I will be finishing reading thousands of pages of grants and spend a few days on grant reviews. A grant I have been working on is almost done. The semester is almost over. I have two articles I submitted to journals under review. So… the question is, what’s next?
I thought about trying to make the deadline for the Western Users of SAS Software conference, but there was just no time. Besides, I have done so many dozens of conference papers, like most people my age, I don’t even list them all on my resume, I just pick a dozen or so sample topics each of which I have probably done five or ten times.
Here is what I am thinking about:
1. Writing a final article on on-line education for people with disabilities on American Indian reservations. This was one of the craziest ideas ever, including individuals with mental retardation and reading disabilities. How do you have a web-based course with people who can’t read, for crying out loud? And no, we did not use videos. When the results came in, we were jumping up and down excited. The data collection was completed over a year ago and I still haven’t written this up. Hey, I did two other articles taught classes, reviewed grants. etc.
2. Writing an article or two on the ten years of data on training teachers of English language learners. This includes some really interesting qualitative data on what makes the best teachers. There is also the standard stuff on GPA, test scores. The main question is – what characteristics are shared by those teachers who are the best of the best, the type we remember 20 years later?
3. Writing up data on an after-school tutoring program for hundreds of kids, which at first glance seemed to have failed but I think it actually sort of succeeded. The data were a total mess when I received them, but what I THINK happened was that many of the kids went to tutoring only rarely and those who did go to at least X hours showed improvement.

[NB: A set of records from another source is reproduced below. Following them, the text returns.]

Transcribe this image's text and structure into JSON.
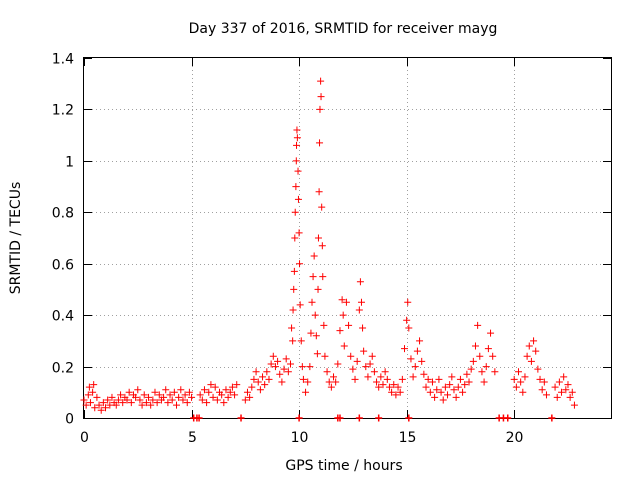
{
  "chart_data": {
    "type": "scatter",
    "title": "Day 337 of 2016, SRMTID for receiver mayg",
    "xlabel": "GPS time / hours",
    "ylabel": "SRMTID / TECUs",
    "xlim": [
      0,
      24.5
    ],
    "ylim": [
      0,
      1.4
    ],
    "xticks": [
      0,
      5,
      10,
      15,
      20
    ],
    "xtick_labels": [
      "0",
      "5",
      "10",
      "15",
      "20"
    ],
    "yticks": [
      0,
      0.2,
      0.4,
      0.6,
      0.8,
      1.0,
      1.2,
      1.4
    ],
    "ytick_labels": [
      "0",
      "0.2",
      "0.4",
      "0.6",
      "0.8",
      "1",
      "1.2",
      "1.4"
    ],
    "grid": true,
    "marker": "+",
    "color": "#ff0000",
    "series": [
      {
        "name": "SRMTID",
        "points": [
          [
            0.0,
            0.07
          ],
          [
            0.1,
            0.05
          ],
          [
            0.2,
            0.09
          ],
          [
            0.25,
            0.12
          ],
          [
            0.3,
            0.06
          ],
          [
            0.4,
            0.1
          ],
          [
            0.45,
            0.13
          ],
          [
            0.5,
            0.04
          ],
          [
            0.6,
            0.08
          ],
          [
            0.7,
            0.05
          ],
          [
            0.8,
            0.03
          ],
          [
            0.9,
            0.06
          ],
          [
            1.0,
            0.04
          ],
          [
            1.1,
            0.07
          ],
          [
            1.2,
            0.05
          ],
          [
            1.3,
            0.08
          ],
          [
            1.4,
            0.06
          ],
          [
            1.5,
            0.05
          ],
          [
            1.6,
            0.07
          ],
          [
            1.7,
            0.09
          ],
          [
            1.8,
            0.06
          ],
          [
            1.9,
            0.08
          ],
          [
            2.0,
            0.07
          ],
          [
            2.1,
            0.1
          ],
          [
            2.2,
            0.06
          ],
          [
            2.3,
            0.09
          ],
          [
            2.4,
            0.08
          ],
          [
            2.5,
            0.11
          ],
          [
            2.6,
            0.07
          ],
          [
            2.7,
            0.05
          ],
          [
            2.8,
            0.09
          ],
          [
            2.9,
            0.06
          ],
          [
            3.0,
            0.08
          ],
          [
            3.1,
            0.05
          ],
          [
            3.2,
            0.07
          ],
          [
            3.3,
            0.1
          ],
          [
            3.4,
            0.06
          ],
          [
            3.5,
            0.09
          ],
          [
            3.6,
            0.07
          ],
          [
            3.7,
            0.08
          ],
          [
            3.8,
            0.11
          ],
          [
            3.9,
            0.06
          ],
          [
            4.0,
            0.09
          ],
          [
            4.1,
            0.07
          ],
          [
            4.2,
            0.1
          ],
          [
            4.3,
            0.05
          ],
          [
            4.4,
            0.08
          ],
          [
            4.5,
            0.11
          ],
          [
            4.6,
            0.07
          ],
          [
            4.7,
            0.09
          ],
          [
            4.8,
            0.06
          ],
          [
            4.9,
            0.1
          ],
          [
            5.0,
            0.08
          ],
          [
            5.4,
            0.09
          ],
          [
            5.5,
            0.07
          ],
          [
            5.6,
            0.11
          ],
          [
            5.7,
            0.06
          ],
          [
            5.8,
            0.1
          ],
          [
            5.9,
            0.13
          ],
          [
            6.0,
            0.08
          ],
          [
            6.1,
            0.12
          ],
          [
            6.2,
            0.07
          ],
          [
            6.3,
            0.1
          ],
          [
            6.4,
            0.09
          ],
          [
            6.5,
            0.06
          ],
          [
            6.6,
            0.11
          ],
          [
            6.7,
            0.08
          ],
          [
            6.8,
            0.1
          ],
          [
            6.9,
            0.12
          ],
          [
            7.0,
            0.09
          ],
          [
            7.1,
            0.13
          ],
          [
            7.5,
            0.07
          ],
          [
            7.6,
            0.1
          ],
          [
            7.7,
            0.08
          ],
          [
            7.8,
            0.12
          ],
          [
            7.9,
            0.15
          ],
          [
            8.0,
            0.18
          ],
          [
            8.1,
            0.14
          ],
          [
            8.2,
            0.11
          ],
          [
            8.3,
            0.16
          ],
          [
            8.4,
            0.13
          ],
          [
            8.5,
            0.18
          ],
          [
            8.6,
            0.15
          ],
          [
            8.7,
            0.21
          ],
          [
            8.8,
            0.24
          ],
          [
            8.9,
            0.2
          ],
          [
            9.0,
            0.22
          ],
          [
            9.1,
            0.17
          ],
          [
            9.2,
            0.14
          ],
          [
            9.3,
            0.19
          ],
          [
            9.4,
            0.23
          ],
          [
            9.5,
            0.18
          ],
          [
            9.6,
            0.21
          ],
          [
            9.65,
            0.35
          ],
          [
            9.7,
            0.3
          ],
          [
            9.72,
            0.42
          ],
          [
            9.75,
            0.5
          ],
          [
            9.78,
            0.57
          ],
          [
            9.8,
            0.7
          ],
          [
            9.82,
            0.8
          ],
          [
            9.85,
            0.9
          ],
          [
            9.87,
            1.0
          ],
          [
            9.88,
            1.06
          ],
          [
            9.9,
            1.12
          ],
          [
            9.92,
            1.09
          ],
          [
            9.95,
            0.96
          ],
          [
            9.97,
            0.85
          ],
          [
            10.0,
            0.72
          ],
          [
            10.02,
            0.6
          ],
          [
            10.05,
            0.44
          ],
          [
            10.1,
            0.3
          ],
          [
            10.15,
            0.2
          ],
          [
            10.2,
            0.15
          ],
          [
            10.3,
            0.1
          ],
          [
            10.4,
            0.14
          ],
          [
            10.5,
            0.2
          ],
          [
            10.55,
            0.33
          ],
          [
            10.6,
            0.45
          ],
          [
            10.65,
            0.55
          ],
          [
            10.7,
            0.63
          ],
          [
            10.75,
            0.4
          ],
          [
            10.8,
            0.32
          ],
          [
            10.85,
            0.25
          ],
          [
            10.88,
            0.5
          ],
          [
            10.9,
            0.7
          ],
          [
            10.93,
            0.88
          ],
          [
            10.95,
            1.07
          ],
          [
            10.97,
            1.2
          ],
          [
            11.0,
            1.31
          ],
          [
            11.02,
            1.25
          ],
          [
            11.05,
            0.82
          ],
          [
            11.08,
            0.67
          ],
          [
            11.1,
            0.55
          ],
          [
            11.15,
            0.36
          ],
          [
            11.2,
            0.24
          ],
          [
            11.3,
            0.18
          ],
          [
            11.4,
            0.14
          ],
          [
            11.5,
            0.12
          ],
          [
            11.6,
            0.16
          ],
          [
            11.7,
            0.14
          ],
          [
            11.8,
            0.21
          ],
          [
            11.9,
            0.34
          ],
          [
            12.0,
            0.46
          ],
          [
            12.05,
            0.4
          ],
          [
            12.1,
            0.28
          ],
          [
            12.2,
            0.45
          ],
          [
            12.3,
            0.36
          ],
          [
            12.4,
            0.24
          ],
          [
            12.5,
            0.19
          ],
          [
            12.6,
            0.15
          ],
          [
            12.7,
            0.22
          ],
          [
            12.8,
            0.42
          ],
          [
            12.85,
            0.53
          ],
          [
            12.9,
            0.45
          ],
          [
            12.95,
            0.35
          ],
          [
            13.0,
            0.26
          ],
          [
            13.1,
            0.2
          ],
          [
            13.2,
            0.16
          ],
          [
            13.3,
            0.21
          ],
          [
            13.4,
            0.24
          ],
          [
            13.5,
            0.18
          ],
          [
            13.6,
            0.14
          ],
          [
            13.7,
            0.12
          ],
          [
            13.8,
            0.16
          ],
          [
            13.9,
            0.13
          ],
          [
            14.0,
            0.18
          ],
          [
            14.1,
            0.15
          ],
          [
            14.2,
            0.12
          ],
          [
            14.3,
            0.1
          ],
          [
            14.4,
            0.13
          ],
          [
            14.5,
            0.09
          ],
          [
            14.6,
            0.12
          ],
          [
            14.7,
            0.1
          ],
          [
            14.8,
            0.15
          ],
          [
            14.9,
            0.27
          ],
          [
            15.0,
            0.38
          ],
          [
            15.05,
            0.45
          ],
          [
            15.1,
            0.35
          ],
          [
            15.2,
            0.23
          ],
          [
            15.3,
            0.16
          ],
          [
            15.4,
            0.2
          ],
          [
            15.5,
            0.26
          ],
          [
            15.6,
            0.3
          ],
          [
            15.7,
            0.22
          ],
          [
            15.8,
            0.17
          ],
          [
            15.9,
            0.12
          ],
          [
            16.0,
            0.15
          ],
          [
            16.1,
            0.1
          ],
          [
            16.2,
            0.14
          ],
          [
            16.3,
            0.08
          ],
          [
            16.4,
            0.11
          ],
          [
            16.5,
            0.15
          ],
          [
            16.6,
            0.1
          ],
          [
            16.7,
            0.07
          ],
          [
            16.8,
            0.12
          ],
          [
            16.9,
            0.09
          ],
          [
            17.0,
            0.13
          ],
          [
            17.1,
            0.16
          ],
          [
            17.2,
            0.11
          ],
          [
            17.3,
            0.08
          ],
          [
            17.4,
            0.12
          ],
          [
            17.5,
            0.15
          ],
          [
            17.6,
            0.1
          ],
          [
            17.7,
            0.13
          ],
          [
            17.8,
            0.17
          ],
          [
            17.9,
            0.14
          ],
          [
            18.0,
            0.19
          ],
          [
            18.1,
            0.22
          ],
          [
            18.2,
            0.28
          ],
          [
            18.3,
            0.36
          ],
          [
            18.4,
            0.24
          ],
          [
            18.5,
            0.18
          ],
          [
            18.6,
            0.14
          ],
          [
            18.7,
            0.2
          ],
          [
            18.8,
            0.27
          ],
          [
            18.9,
            0.33
          ],
          [
            19.0,
            0.24
          ],
          [
            19.1,
            0.18
          ],
          [
            20.0,
            0.15
          ],
          [
            20.1,
            0.12
          ],
          [
            20.2,
            0.18
          ],
          [
            20.3,
            0.14
          ],
          [
            20.4,
            0.1
          ],
          [
            20.5,
            0.16
          ],
          [
            20.6,
            0.24
          ],
          [
            20.7,
            0.28
          ],
          [
            20.8,
            0.22
          ],
          [
            20.9,
            0.3
          ],
          [
            21.0,
            0.26
          ],
          [
            21.1,
            0.19
          ],
          [
            21.2,
            0.15
          ],
          [
            21.3,
            0.11
          ],
          [
            21.4,
            0.14
          ],
          [
            21.5,
            0.09
          ],
          [
            21.9,
            0.12
          ],
          [
            22.0,
            0.08
          ],
          [
            22.1,
            0.14
          ],
          [
            22.2,
            0.1
          ],
          [
            22.3,
            0.16
          ],
          [
            22.4,
            0.11
          ],
          [
            22.5,
            0.13
          ],
          [
            22.6,
            0.08
          ],
          [
            22.7,
            0.1
          ],
          [
            22.8,
            0.05
          ]
        ]
      }
    ],
    "zero_markers_x": [
      5.1,
      5.25,
      5.35,
      7.3,
      10.0,
      11.8,
      11.9,
      12.8,
      13.7,
      15.1,
      19.3,
      19.5,
      19.7,
      21.75
    ]
  }
}
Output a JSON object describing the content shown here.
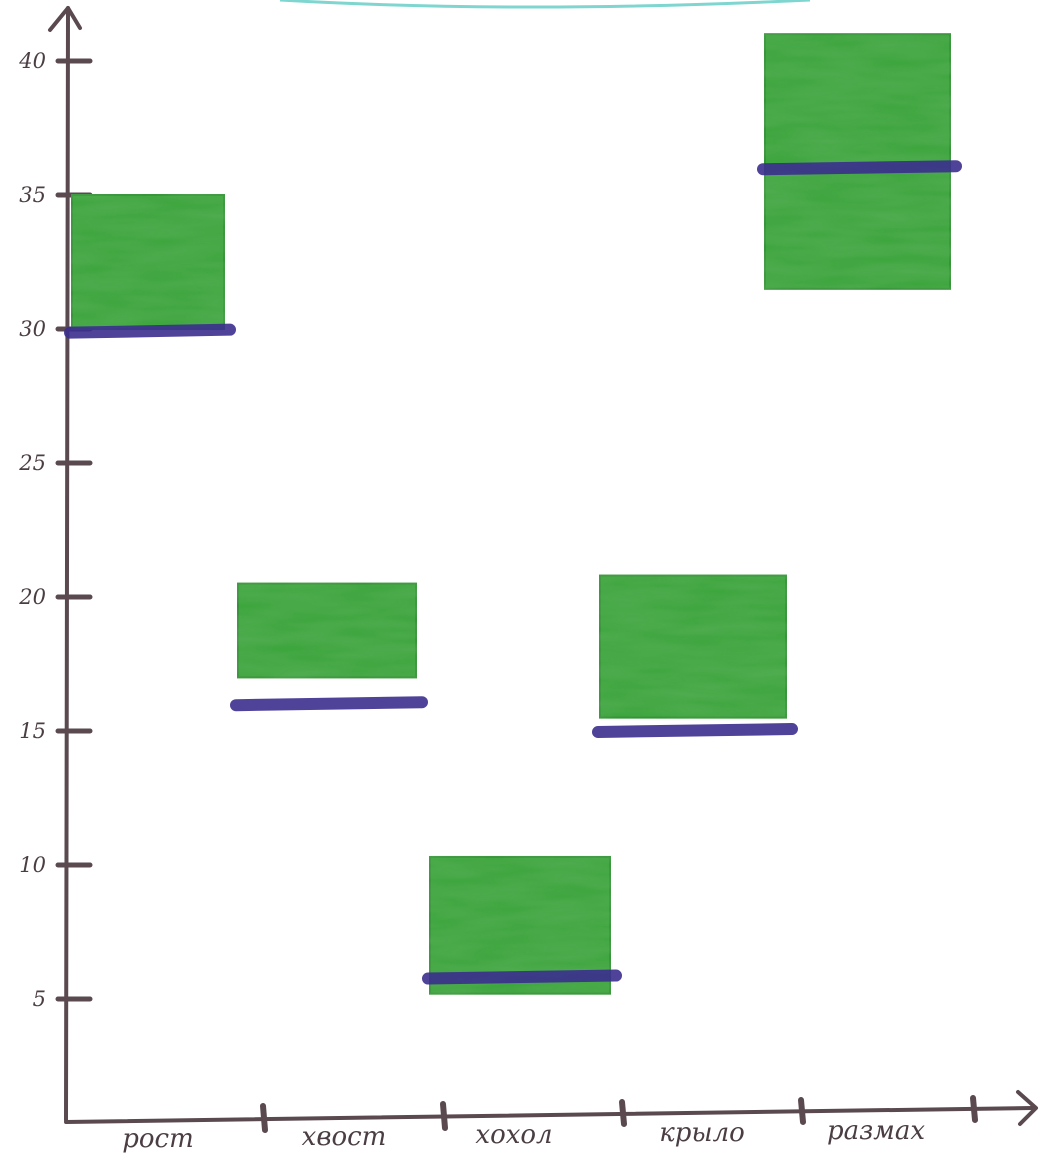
{
  "chart_data": {
    "type": "bar",
    "title": "",
    "xlabel": "",
    "ylabel": "",
    "ylim": [
      0,
      42
    ],
    "yticks": [
      5,
      10,
      15,
      20,
      25,
      30,
      35,
      40
    ],
    "grid": false,
    "categories": [
      "рост",
      "хвост",
      "хохол",
      "крыло",
      "размах"
    ],
    "ranges": [
      {
        "low": 30,
        "high": 35
      },
      {
        "low": 17,
        "high": 20.5
      },
      {
        "low": 5.2,
        "high": 10.3
      },
      {
        "low": 15.5,
        "high": 20.8
      },
      {
        "low": 31.5,
        "high": 41
      }
    ],
    "markers": [
      29.9,
      16,
      5.8,
      15,
      36
    ],
    "colors": {
      "box": "#3aa53a",
      "box_dark": "#2f8f30",
      "marker": "#3b2f8f",
      "axis": "#5a4a50"
    }
  }
}
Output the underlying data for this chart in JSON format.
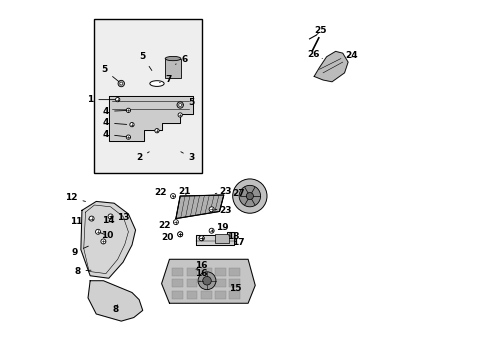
{
  "background_color": "#ffffff",
  "line_color": "#000000",
  "fig_width": 4.89,
  "fig_height": 3.6,
  "dpi": 100
}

The most interesting question here is to find X.
4. Analyzing qualitative data from interviews of 30 Native American parents of children with disabilities about how they first found out about their child’s diagnosis, the experiences they had with the school personnel and other professionals.
5. Doing something completely different and working on a design I am interested in right now using a combination of social network analysis and proportional hazards models to predict the movement from casual use through abuse to compulsion for youth using alcohol and other drugs.
6. Writing a book on SAS Enterprise Guide as a tool for researchers.
Because I am clearly all over the map here and I have a lot of data that is not being used, I think what I might do is write the book and use each of 1-5 as an example problem. That way, I will have the first draft of part of each article written along with the book. It will also show how you can apply EG to lots of different research problems.
This undoubtedly makes me sound as if my research interests are all over the map, and they are. This doesn’t even include the evaluation reports I am being paid to do. Still, reading these grants, I recognize the names of some of the same people who have been doing the same type of research for the past 15 or 20 years. Some people might call it having a passion for the topic. I call it boring. I don’t care if I was on the French Riviera studying the impact of cocaine on beach-side sexual behavior of porn stars and my covariate was the quality of champagne sipped by the researcher while watching. I’d still be bored with it way before 15 years.
Disclaimer: I don’t know if porn stars actually vacation in the French Riviera, so if you go there and are disappointed, don’t blame me.